Bazı öğrencilerin matematiği “öcü” gibi gördüğünü ve ya sevmediğini kabul etmeli ve olabildiğince anlayışlı, şefkatli yaklaşmalısınız.
Öğrencilerinizin sizin nezdinizdeki değerlerinin matematik dersindeki başarılarıyla ilgili olmadığını hissettirmelisiniz.
Her bir öğrencinizin sorusuna saygı duymalısınız ki onlardan saygı görebilesiniz.
Farklı şekillerde yaklaşarak ” Anlamadım” ifadesini “Anladım” ifadesine dönüştürmeye uğraşmalısınız.
Birbirinden farklı öğrenme kapasitesi ve yöntemleri olan öğrencilere hitap edecek ders anlatma teknikleri geliştirmelisiniz.
Özel çalışmaya ihtiyacı olan öğrencileri belirleyip bunların takibini yapmalısınız.
Sınıfta “Anladınız mı?” diye sormak yerine, her bir öğrencinin ne bilip bilmediğini belirlemeye çalışmalısınız.
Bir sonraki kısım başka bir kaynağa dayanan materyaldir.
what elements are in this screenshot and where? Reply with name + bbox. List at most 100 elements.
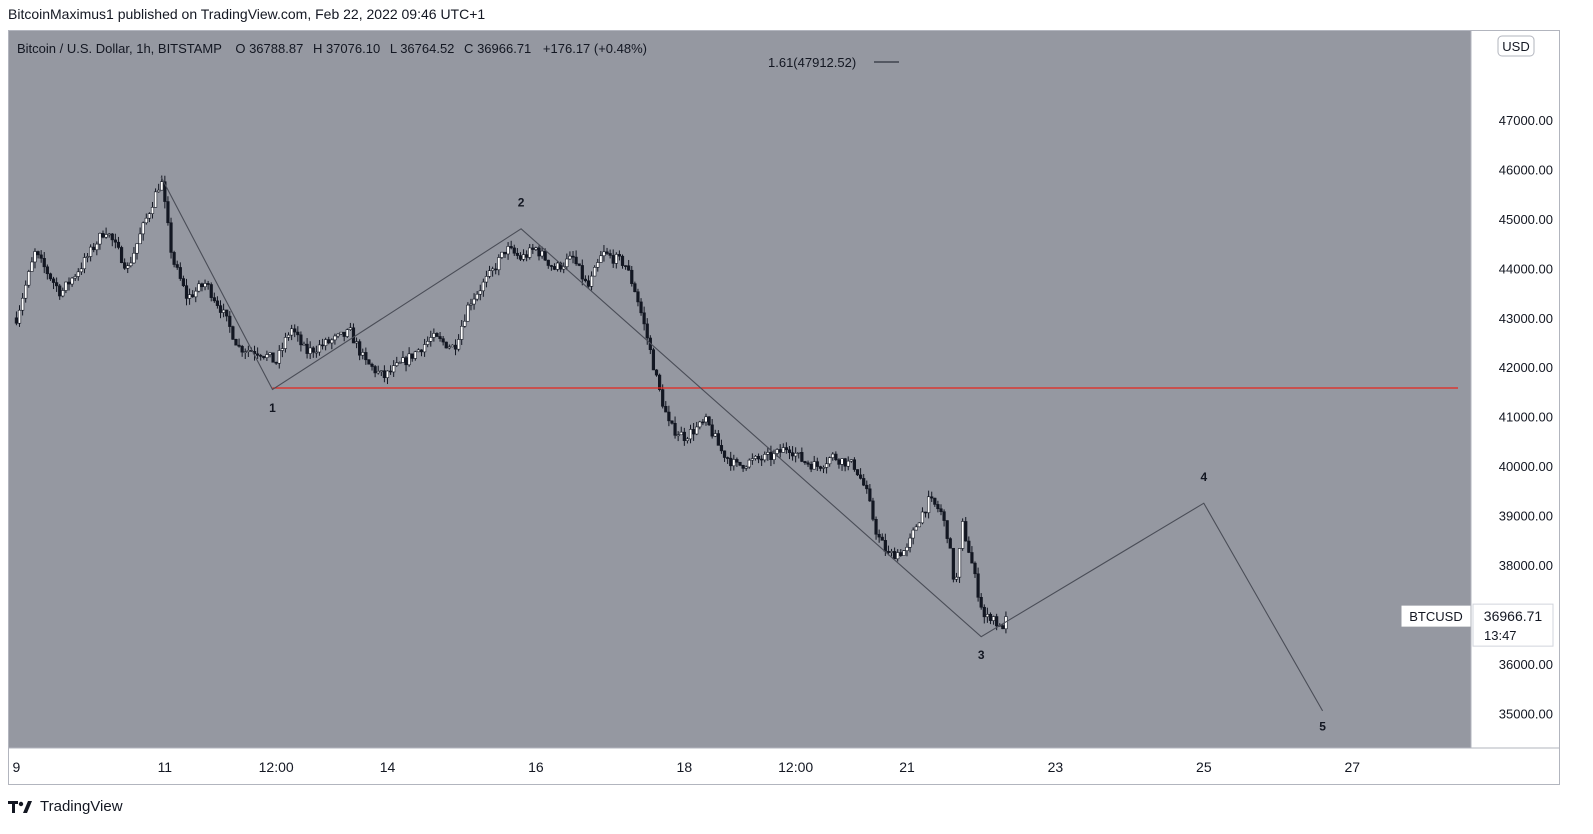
candle-body: [534, 247, 538, 250]
candle-body: [905, 546, 909, 552]
candle-body: [722, 450, 727, 458]
candle-body: [85, 256, 90, 258]
candle-body: [351, 327, 356, 344]
candle-body: [667, 411, 671, 422]
tradingview-footer[interactable]: TradingView: [8, 798, 123, 815]
candle-body: [920, 511, 925, 524]
candle-body: [450, 344, 455, 348]
wave-label-3: 3: [978, 648, 985, 662]
candle-body: [695, 426, 699, 435]
candle-body: [481, 281, 485, 292]
candle-body: [506, 246, 510, 255]
candle-body: [979, 597, 983, 608]
candle-body: [664, 406, 668, 413]
price-tick-label: 47000.00: [1499, 113, 1553, 128]
wave-labels-layer: 1 2 3 4 5: [269, 196, 1326, 734]
candle-body: [568, 255, 572, 260]
tradingview-brand: TradingView: [40, 798, 123, 815]
candle-body: [574, 256, 578, 265]
candle-body: [852, 459, 857, 470]
candle-body: [821, 467, 826, 469]
candle-body: [110, 233, 114, 241]
time-tick-label: 16: [528, 759, 544, 775]
candle-body: [497, 257, 501, 271]
time-axis[interactable]: [9, 747, 1559, 784]
candle-body: [790, 452, 795, 457]
candle-body: [429, 337, 433, 342]
legend-l-label: L: [390, 41, 397, 56]
candle-body: [877, 533, 881, 538]
currency-button-bg[interactable]: [1497, 35, 1535, 57]
candle-body: [627, 265, 631, 271]
candle-body: [855, 469, 860, 476]
candle-body: [775, 449, 779, 454]
candle-body: [701, 421, 705, 424]
time-tick-label: 18: [677, 759, 693, 775]
time-tick-label: 12:00: [259, 759, 294, 775]
candle-body: [153, 191, 158, 208]
candle-body: [552, 266, 557, 270]
candle-body: [76, 271, 80, 277]
candle-body: [203, 283, 207, 288]
candle-body: [286, 334, 291, 338]
candle-body: [274, 361, 278, 364]
candle-body: [98, 233, 102, 245]
candle-body: [401, 357, 405, 363]
candle-body: [973, 562, 977, 575]
candle-body: [419, 349, 424, 353]
candle-body: [596, 262, 600, 268]
candle-body: [259, 355, 263, 357]
candle-body: [521, 254, 526, 260]
wave-label-4: 4: [1200, 470, 1207, 484]
candle-body: [376, 370, 380, 374]
candle-body: [797, 452, 801, 454]
wave-layer: [160, 176, 1324, 712]
candle-body: [327, 339, 331, 344]
candle-body: [422, 344, 427, 353]
candle-body: [354, 341, 359, 344]
candle-body: [119, 247, 124, 263]
candle-body: [33, 251, 37, 263]
candle-body: [951, 547, 955, 580]
candle-body: [902, 550, 906, 556]
candle-body: [231, 326, 235, 340]
candle-body: [305, 343, 309, 354]
candle-body: [79, 268, 83, 273]
candle-body: [503, 251, 507, 255]
candle-body: [815, 461, 819, 467]
candle-body: [39, 254, 43, 259]
candle-body: [178, 267, 182, 279]
plot-area[interactable]: [9, 31, 1471, 748]
candle-body: [453, 344, 458, 350]
candle-body: [484, 276, 489, 283]
fib-marker[interactable]: 1.61(47912.52): [768, 55, 899, 70]
candle-body: [221, 309, 226, 313]
candle-body: [27, 271, 31, 286]
candle-body: [874, 519, 878, 535]
candle-body: [237, 344, 241, 347]
candle-body: [491, 268, 495, 271]
candle-body: [169, 222, 173, 253]
candle-body: [559, 262, 563, 270]
candle-body: [262, 356, 266, 358]
candle-body: [265, 354, 269, 358]
candle-body: [147, 213, 151, 219]
bar-countdown: 13:47: [1484, 628, 1517, 643]
price-tag[interactable]: BTCUSD 36966.71 13:47: [1401, 603, 1554, 647]
price-tick-label: 43000.00: [1499, 311, 1553, 326]
candle-body: [988, 613, 993, 621]
candle-body: [571, 255, 575, 258]
currency-button[interactable]: USD: [1497, 35, 1535, 57]
candle-body: [688, 429, 693, 440]
candle-body: [710, 424, 714, 437]
legend-text: Bitcoin / U.S. Dollar, 1h, BITSTAMP O 36…: [17, 41, 647, 56]
candle-body: [17, 309, 22, 324]
candle-body: [849, 459, 853, 462]
candle-body: [135, 243, 139, 254]
candle-body: [438, 336, 442, 339]
candle-body: [537, 247, 541, 257]
candle-body: [824, 463, 829, 468]
candle-body: [843, 458, 847, 467]
candle-body: [954, 576, 959, 580]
Özellikle dersi bitirmeden önce öğrencilerinize soracağınız güzel hazırlanmış bir kaç soru ile o günkü dersinizin verimini ölçme imkanınız olabilir.
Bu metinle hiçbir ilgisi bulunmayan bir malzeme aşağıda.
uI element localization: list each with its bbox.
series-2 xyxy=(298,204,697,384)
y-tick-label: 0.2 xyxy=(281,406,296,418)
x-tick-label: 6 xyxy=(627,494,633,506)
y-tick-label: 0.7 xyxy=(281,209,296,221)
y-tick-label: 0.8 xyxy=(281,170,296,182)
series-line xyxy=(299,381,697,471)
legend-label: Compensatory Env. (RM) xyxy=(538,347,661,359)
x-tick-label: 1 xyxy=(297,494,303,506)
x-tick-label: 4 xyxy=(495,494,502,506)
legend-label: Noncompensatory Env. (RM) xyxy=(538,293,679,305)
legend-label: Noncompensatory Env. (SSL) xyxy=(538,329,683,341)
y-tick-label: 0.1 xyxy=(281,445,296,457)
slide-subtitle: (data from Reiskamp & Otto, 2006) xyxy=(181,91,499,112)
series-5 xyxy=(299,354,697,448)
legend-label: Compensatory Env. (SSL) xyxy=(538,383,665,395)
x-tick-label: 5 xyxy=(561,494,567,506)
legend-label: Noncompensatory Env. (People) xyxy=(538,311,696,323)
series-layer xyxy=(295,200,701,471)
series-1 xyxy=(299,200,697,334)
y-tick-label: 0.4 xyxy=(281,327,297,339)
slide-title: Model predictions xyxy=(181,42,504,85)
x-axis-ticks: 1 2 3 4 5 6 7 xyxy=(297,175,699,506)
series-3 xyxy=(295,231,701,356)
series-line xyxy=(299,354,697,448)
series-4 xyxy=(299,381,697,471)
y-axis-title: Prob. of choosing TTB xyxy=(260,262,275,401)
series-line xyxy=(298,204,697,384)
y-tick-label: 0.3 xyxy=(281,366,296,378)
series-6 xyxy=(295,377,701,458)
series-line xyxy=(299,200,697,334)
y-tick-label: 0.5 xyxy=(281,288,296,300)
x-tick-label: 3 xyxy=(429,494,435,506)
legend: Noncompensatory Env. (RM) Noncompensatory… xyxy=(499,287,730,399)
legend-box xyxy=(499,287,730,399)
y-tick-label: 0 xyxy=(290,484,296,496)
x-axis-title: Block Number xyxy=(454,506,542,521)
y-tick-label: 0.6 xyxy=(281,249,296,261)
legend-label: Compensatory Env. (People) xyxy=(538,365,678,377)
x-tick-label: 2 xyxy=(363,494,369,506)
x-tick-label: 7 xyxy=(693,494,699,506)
Öğrencideki sorumluluk ve disiplin anlayışının gelişmesi öğretmenin davranışlarıyla bağlantılı olduğundan, öğrencilere günlük ödev verilmeli ve takibi yapılmalı, ayrıca sürpriz sınavlar yapılarak öğrencinin derse her zaman hazırlıklı gelmesi sağlanmalı
Öğrencilere dönem ödevi olarak “son 10 yılın öss soruları ve çözümleri” gibi araştırma ve düşünmeye yönelik olmayan ödevler vermek yerine onların düşünme yeteneklerini geliştirecek ve matematiğe karşı tavırlarını kökten etkileyecek ödev konuları belirleyip bunlar üzerinde çalışmalarını sağlamalı, ve onların kapasitelerinin üsütünde ve ya altında ödev verilmemeli. Grup çalışması yapabilecekleri ödevler vererek takım ruhu oluşmasını sağlamalı.